Nube Shirley Pullola – Ecuador from Distant Relatives Project on Vimeo.

By Jose Bayona and Jonathan Camhi

Nube Shirley Pullola dreams of going to college one day and getting a degree in education. As an undocumented immigrant, she wants to do it for herself and her four children of 8, 6, 4 and 2 years old, so in the future they can follow her example.

But now that her husband Carlos Alvarez, also an undocumented immigrant from Ecuador, is in custody at an immigration detention facility in Seattle and facing deportation, her dream is vanishing.

If Alvarez is deported to Ecuador, Pullola – also from Ecuador – has to decide if she goes back there with her children – all of them US citizens – or stay here so they get better educational opportunities in the future.

On April 22, Alvarez was returning to New York from a visit to a friend in Seattle, Washington. He was arrested at the airport when Customs and Immigration Enforcement (ICE) officers asked for his documents at the boarding gate.

“They asked him for his passport,” Pullola said. “When they saw the Ecuadorian passport, they asked him for his visa or permanent residence. He didn’t have anything to show and was sent to an immigration facility.”

Pullola, who has been in this country for 11 years, also said her husband didn’t think it was risky to fly to Washington State even though he was undocumented.

Now she is taking care of their children for herself at their home in Queens, and trying to help her husband to avoid deportation with the help of Make the Road New York, a community-based organization. “We don’t have money to pay for his $10,000 bond. Neither do we have money to pay the $4,000 that an immigration lawyer asked for taking his case.”

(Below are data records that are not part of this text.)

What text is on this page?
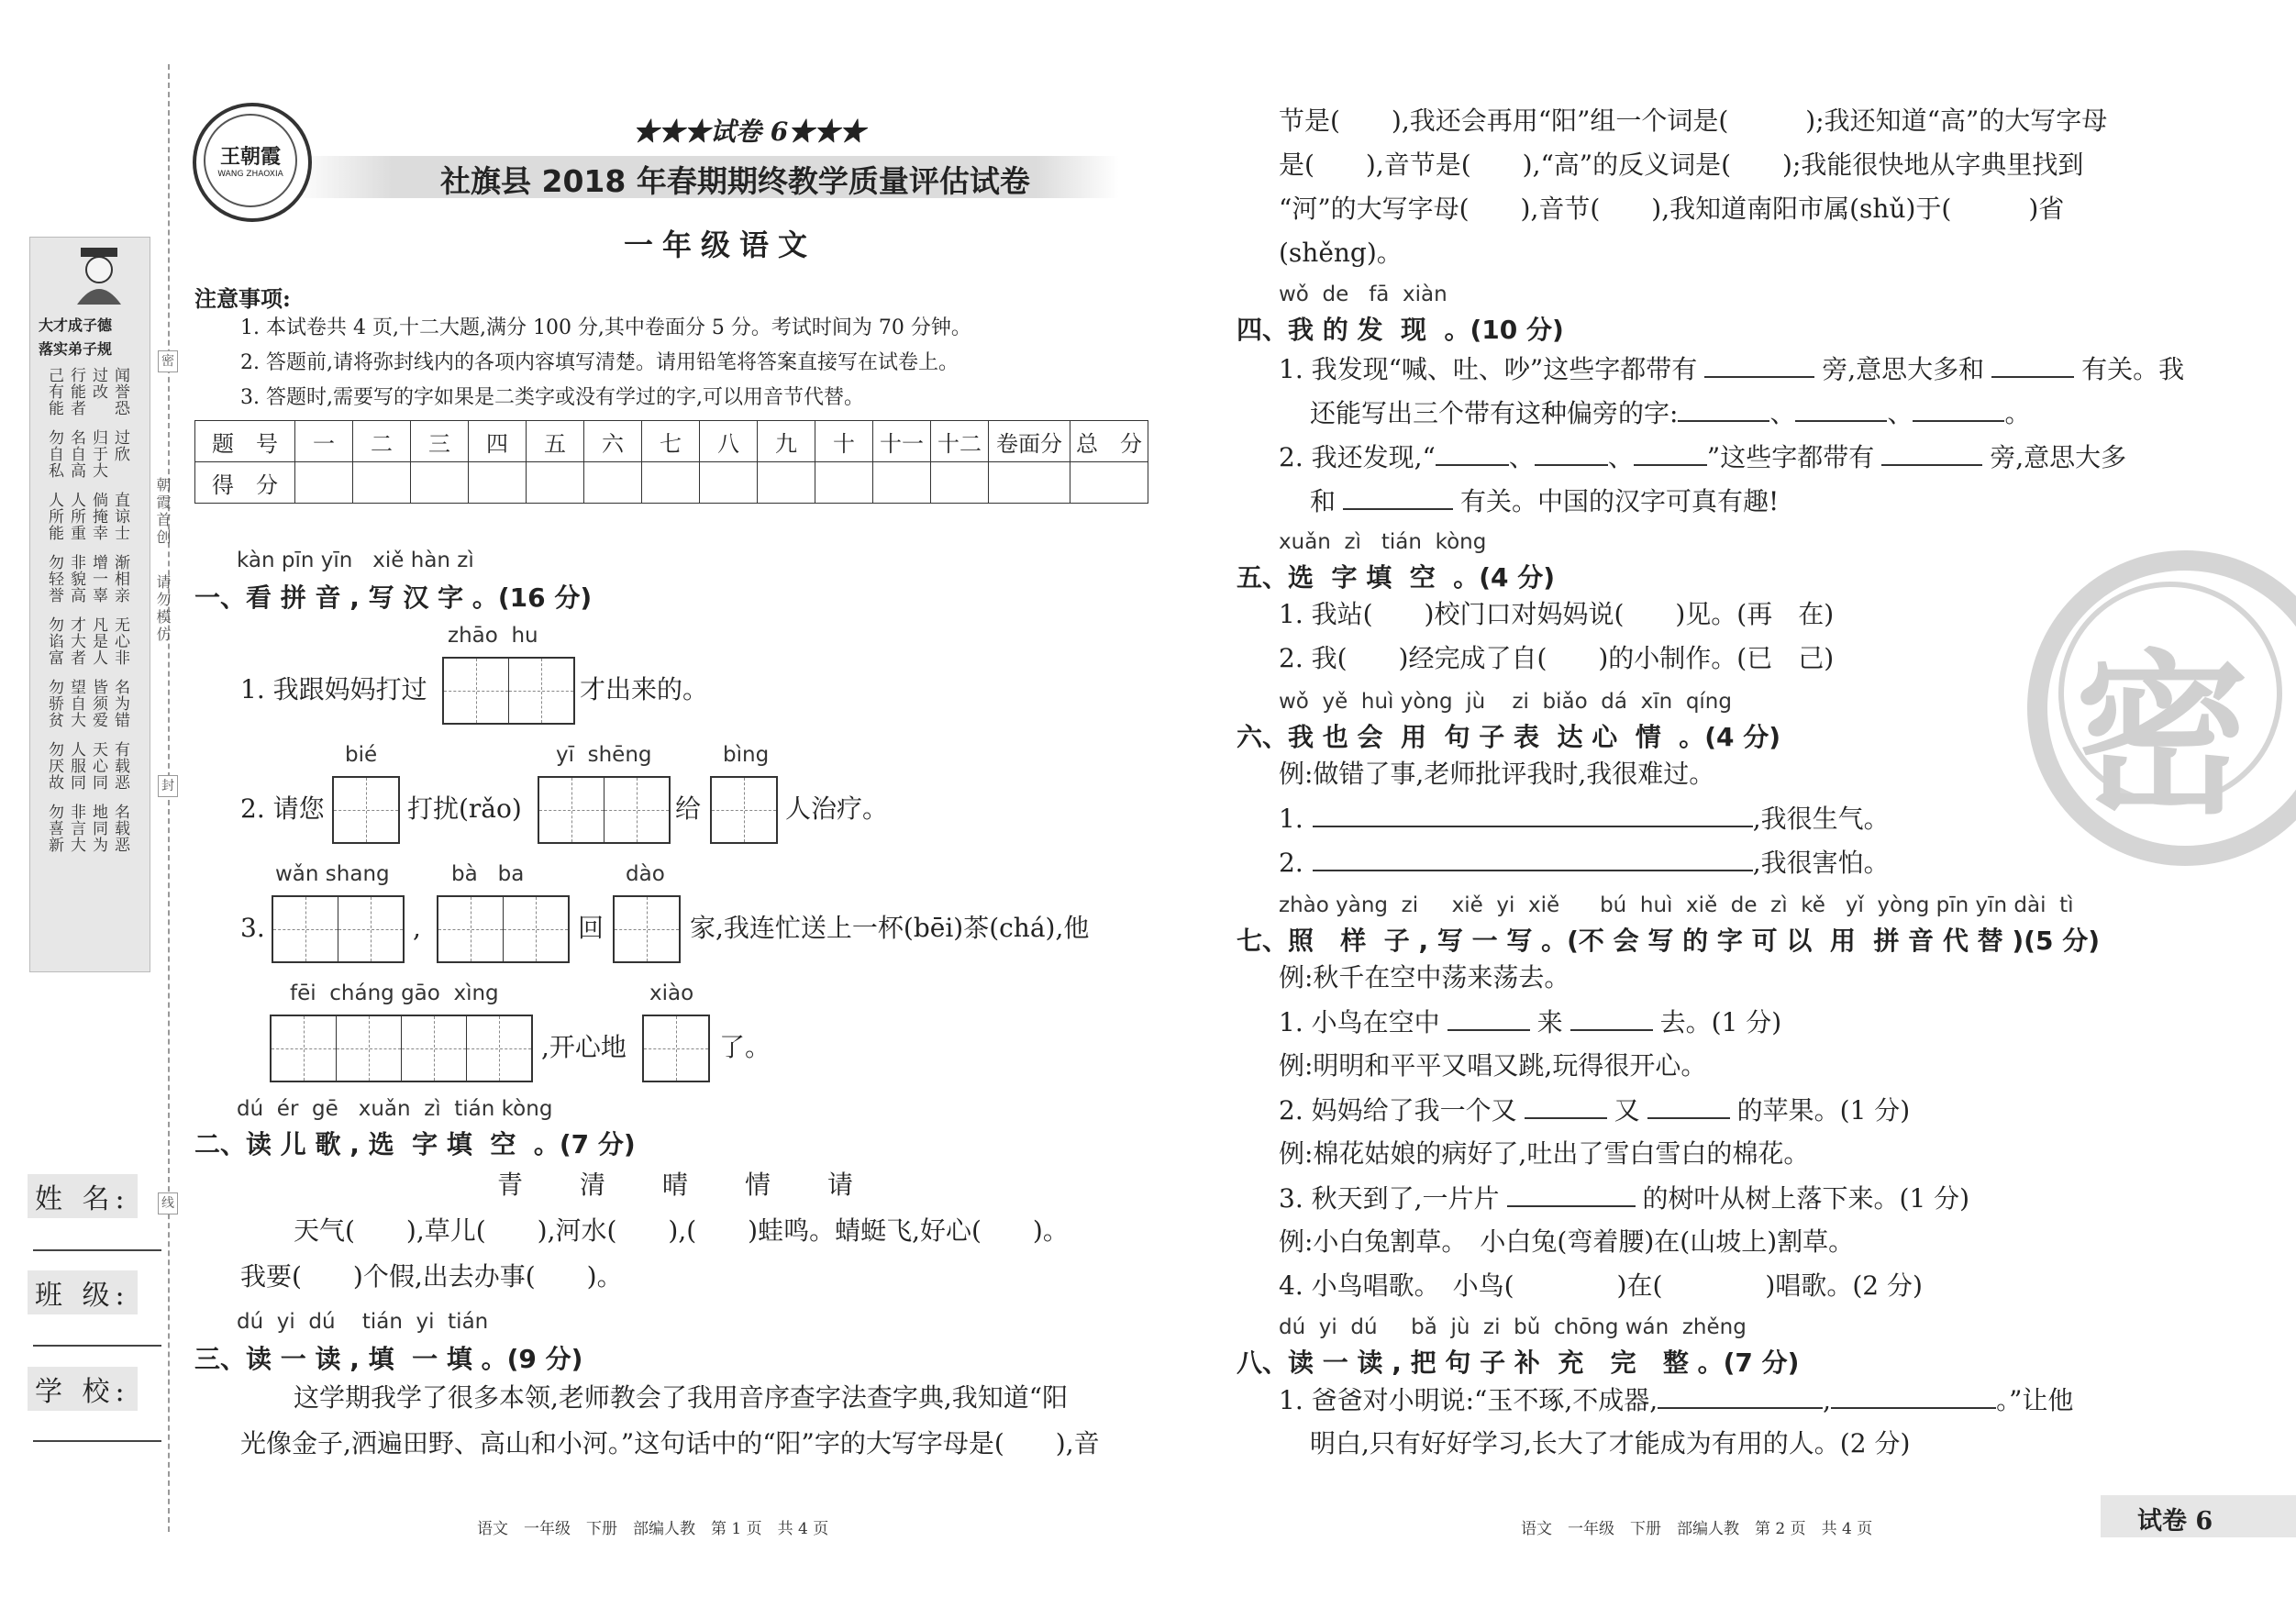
大才成子德
落实弟子规
己有能 行能者 过改 闻誉恐
勿自私 名自高 归于大 过欣
人所能 人所重 倘掩幸 直谅士
勿轻誉 非貌高 增一辜 渐相亲
勿谄富 才大者 凡是人 无心非
勿骄贫 望自大 皆须爱 名为错
勿厌故 人服同 天心同 有载恶
勿喜新 非言大 地同为 名载恶
密
封
线
朝霞首创
请勿模仿
姓 名:
班 级:
学 校:
王朝霞
WANG ZHAOXIA
★★★试卷 6★★★
社旗县 2018 年春期期终教学质量评估试卷
一年级语文
注意事项:
1. 本试卷共 4 页,十二大题,满分 100 分,其中卷面分 5 分。考试时间为 70 分钟。
2. 答题前,请将弥封线内的各项内容填写清楚。请用铅笔将答案直接写在试卷上。
3. 答题时,需要写的字如果是二类字或没有学过的字,可以用音节代替。
题　号	一	二	三	四	五	六	七	八	九	十	十一	十二	卷面分	总　分
得　分														
kàn pīn yīn   xiě hàn zì
一、看 拼 音 , 写 汉 字 。(16 分)
zhāo  hu
1. 我跟妈妈打过	才出来的。
bié	yī  shēng	bìng
2. 请您	打扰(rǎo)	给	人治疗。
wǎn shang	bà   ba	dào
3.	,	回	家,我连忙送上一杯(bēi)茶(chá),他
fēi  cháng gāo  xìng	xiào
,开心地	了。
dú  ér  gē   xuǎn  zì  tián kòng
二、读 儿 歌 , 选  字 填  空  。(7 分)
青 清 晴 情 请
天气(　　),草儿(　　),河水(　　),(　　)蛙鸣。蜻蜓飞,好心(　　)。
我要(　　)个假,出去办事(　　)。
dú  yi  dú    tián  yi  tián
三、读 一 读 , 填  一 填 。(9 分)
这学期我学了很多本领,老师教会了我用音序查字法查字典,我知道“阳
光像金子,洒遍田野、高山和小河。”这句话中的“阳”字的大写字母是(　　),音
节是(　　),我还会再用“阳”组一个词是(　　　);我还知道“高”的大写字母
是(　　),音节是(　　),“高”的反义词是(　　);我能很快地从字典里找到
“河”的大写字母(　　),音节(　　),我知道南阳市属(shǔ)于(　　　)省
(shěng)。
wǒ  de   fā  xiàn
四、我 的 发  现  。(10 分)
1. 我发现“喊、吐、吵”这些字都带有	旁,意思大多和	有关。我
还能写出三个带有这种偏旁的字:	、	、	。
2. 我还发现,“	、	、	”这些字都带有	旁,意思大多
和	有关。中国的汉字可真有趣!
xuǎn  zì   tián  kòng
五、选  字 填  空  。(4 分)
1. 我站(　　)校门口对妈妈说(　　)见。(再　在)
2. 我(　　)经完成了自(　　)的小制作。(已　己)
wǒ  yě  huì yòng  jù    zi  biǎo  dá  xīn  qíng
六、我 也 会  用  句 子 表  达 心  情  。(4 分)
例:做错了事,老师批评我时,我很难过。
1.	,我很生气。
2.	,我很害怕。
zhào yàng  zi     xiě  yi  xiě      bú  huì  xiě  de  zì  kě   yǐ  yòng pīn yīn dài  tì
七、照   样  子 , 写 一 写 。(不 会 写 的 字 可 以  用  拼 音 代 替 )(5 分)
例:秋千在空中荡来荡去。
1. 小鸟在空中	来	去。(1 分)
例:明明和平平又唱又跳,玩得很开心。
2. 妈妈给了我一个又	又	的苹果。(1 分)
例:棉花姑娘的病好了,吐出了雪白雪白的棉花。
3. 秋天到了,一片片	的树叶从树上落下来。(1 分)
例:小白兔割草。　小白兔(弯着腰)在(山坡上)割草。
4. 小鸟唱歌。　小鸟(　　　　)在(　　　　)唱歌。(2 分)
dú  yi  dú     bǎ  jù  zi  bǔ  chōng wán  zhěng
八、读 一 读 , 把 句 子 补  充   完   整 。(7 分)
1. 爸爸对小明说:“玉不琢,不成器,	,	。”让他
明白,只有好好学习,长大了才能成为有用的人。(2 分)
密
语文　一年级　下册　部编人教　第 1 页　共 4 页	语文　一年级　下册　部编人教　第 2 页　共 4 页	试卷 6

Pullola says that she had to tell their children that her father is detained after they were persistently asking were he was. “The worst time of the day is at bedtime when we wait for him to call. My only hope is that he could call collect and say good night to them,” she said.

Alvarez has been living and working in the United States for 17 years, Pullola says. He worked for a demolition company for several years, including on the Ground Zero cleanup.

Five years later, he started showing signs of respiratory illness and other health problems such as heartburn, sleep apnea, depression and nervous breakdowns. He was working as a cab driver when he went to visit the friend in Seattle and was arrested.

“He is currently in medical treatment and seeing a therapist twice a month,” Pullola said. “I don’t know how long he’s going to be detained and without seeing his doctors. His mental health is getting worse.”

Since he didn’t have a contract signed with the cab company, he is not entitled to any benefits. Pullola cannot get a job because she doesn’t have a working permit.

“I’m confused and I don’t know what to do,” Pullola said. “I only think of how to help my husband and how to take care of the children, both things at the same time.”